Au cœur de cette controverse, une bataille désormais portée sur le terrain juridique. Selon Me Senghor, toutes les voies de recours ont été engagées par la FSF, notamment devant le Tribunal arbitral du sport. Il souligne qu’à ce stade, aucune décision de la Confédération africaine de football n’ordonne le retrait du trophée au Sénégal.

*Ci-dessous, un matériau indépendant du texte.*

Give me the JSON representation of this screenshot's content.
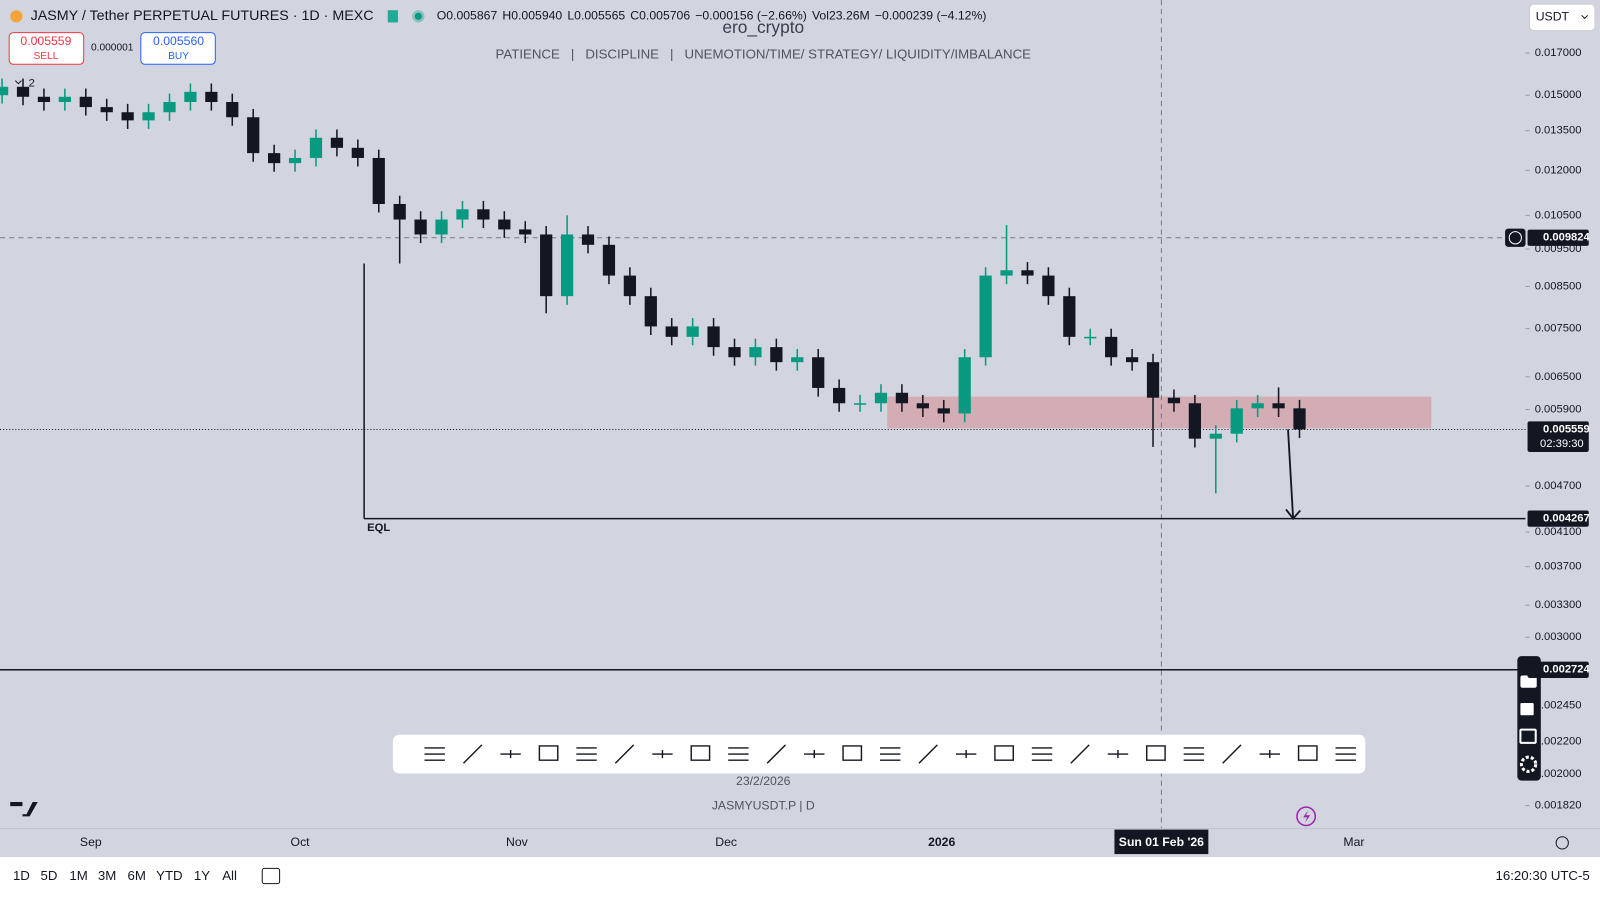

Sur le fond, le juriste insiste : le match est allé à son terme et le résultat a été validé par l’arbitre. Un point central dans son argumentaire. « L’arbitre a sifflé la fin. Le résultat est officiel », rappelle-t-il, estimant que les textes disciplinaires ne permettent pas de sanctionner une équipe ayant disputé une rencontre dans des conditions validées sur le terrain.
Dans la foulée, Me Senghor dénonce plusieurs dysfonctionnements au sein de la Confédération africaine de football, évoquant notamment des nominations jugées opaques, des départs inexpliqués de responsables et des interférences présumées dans la gestion de l’arbitrage. Des éléments qui, selon lui, fragilisent la crédibilité des instances.
Autre point soulevé : le principe d’estoppel. Pour Me Senghor, toute contestation tardive perd de sa force dès lors que les faits ont été acceptés au moment où ils se produisaient. Il souligne que l’adversaire du Sénégal n’a pas introduit de réclamation immédiate auprès de l’arbitre, laissant ainsi la situation suivre son cours.
Enfin, il met en garde contre toute tentative de réécriture des règles après coup. « Les juridictions ne créent pas le droit, elles l’appliquent », tranche-t-il.
En attendant la décision finale du Tribunal arbitral du sport, la position du Sénégal reste inchangée : le trophée de la CAN 2025 demeure entre ses mains.